という場合、一般的には「Aさんはきっとお酒が好きなのだろう」という結論が導き出せるのではと思います。
「わけではない」を使うと、以下のようにその一般的な結論を否定します。
- Aさんは飲み会が好きだが、お酒が好きなわけではない。
他の例も見てみます。
- Aさんは日本に20年住んでいる
という場合、一般的には「Aさんは日本語が上手だろう」「日本のことをよく知っている」という結論が導き出せるのではと思います。
これを否定する場合に
- Aさんは日本に20年住んでいるが、日本語が上手なわけではない。
- Aさんは日本に20年住んでいるが、日本のことをよく知っているわけではない。
というように使います。
「とはかぎらない」の意味
「とはかぎらない」とは「not always」と英訳されたりしますが、ほとんどそうだが、例外もあるという意味で使われます。
例えば、以下のようなときに使われます。
- 新聞に書いてあることが真実とは限らない。
- 力士がみんな太っているとは限らない。
「とはかぎらない」と「わけではない」の違い
①「私(たち)」が主語のときは「とはかぎらない」は使えない
以下の文を見てみてください。
- ?私は飲み会が好きだが、お酒が好きとは限らない。
- ?私は毎日図書館に行っているが、本を読んでいるとは限らない。
三枝・中西(2003, p. 9)によると、「私(たち)」が主語になると、「とはかぎらない」を使うと不自然に聞こえるときが多いです。

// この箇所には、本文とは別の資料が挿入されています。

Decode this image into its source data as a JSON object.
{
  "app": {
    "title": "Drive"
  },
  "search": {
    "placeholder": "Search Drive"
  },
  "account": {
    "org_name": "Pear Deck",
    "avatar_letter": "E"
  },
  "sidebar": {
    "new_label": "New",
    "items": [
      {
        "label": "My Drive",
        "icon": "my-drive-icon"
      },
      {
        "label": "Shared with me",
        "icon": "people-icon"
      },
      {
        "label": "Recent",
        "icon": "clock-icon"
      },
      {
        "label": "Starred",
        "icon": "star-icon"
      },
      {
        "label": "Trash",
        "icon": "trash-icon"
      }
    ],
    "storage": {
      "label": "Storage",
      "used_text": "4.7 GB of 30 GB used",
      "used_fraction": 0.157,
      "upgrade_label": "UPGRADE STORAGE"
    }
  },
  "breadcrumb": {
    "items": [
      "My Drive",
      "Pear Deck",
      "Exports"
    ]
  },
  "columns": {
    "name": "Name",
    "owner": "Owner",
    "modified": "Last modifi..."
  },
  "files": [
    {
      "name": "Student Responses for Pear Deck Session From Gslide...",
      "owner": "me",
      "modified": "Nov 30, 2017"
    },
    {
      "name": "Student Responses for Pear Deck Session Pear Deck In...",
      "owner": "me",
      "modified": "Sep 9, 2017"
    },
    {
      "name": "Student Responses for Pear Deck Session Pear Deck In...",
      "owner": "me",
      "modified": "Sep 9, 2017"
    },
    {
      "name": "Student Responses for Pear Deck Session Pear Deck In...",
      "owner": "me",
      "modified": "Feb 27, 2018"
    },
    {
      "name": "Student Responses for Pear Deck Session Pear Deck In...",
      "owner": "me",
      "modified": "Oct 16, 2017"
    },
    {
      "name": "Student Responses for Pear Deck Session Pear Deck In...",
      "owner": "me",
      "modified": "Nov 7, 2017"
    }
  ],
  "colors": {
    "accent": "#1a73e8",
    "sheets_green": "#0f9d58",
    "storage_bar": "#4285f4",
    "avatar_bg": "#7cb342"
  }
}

ただ、「みんな」「いつも」など全部を表すことばが伴えば使えるようです。
- 私は毎日図書館にいっているが、いつも本を読んでいるとは限らない。
- 私は飲み会は好きだが、いつもお酒を飲んでいるとは限らない。
また、話し手がよく知っていることを話すときも「とはかぎらない」は使いにくいようです。
②「わけではない」が使えない場合
三枝・中西(2003, p. 9)よると、「わけではない」は、文脈が不十分で推論がないときや、単に例外があることをいいたいときは使いづらいようです。
上記に述べた通り、「わけではない」は、ある状況から一般的に引き出せる結論を否定するときに使うので、その「ある状況」が明らかでないとわかりにくくなるということかと思います。
例えば、
- ?世界1位の選手が勝つわけではない。
- ?Aさんが日本語が話せるわけではない。
と突然言われても、前提条件がないので、??となる人もいるかと思います。
もう少し前提条件をつけると「わけでもない」が使いやすくなるかと思います。
- 世界1位の選手は強いが、いつも勝つわけではない。
- Aさんは日本に10年間住んでいるが、日本語が話せるわけではない。
まとめ
「とはかぎらない」「わけではない」の違いについて紹介しました。
どちらも使えるときも多いので、違いを知りたくなる学習者も多いようです。お役に立てればうれしいです。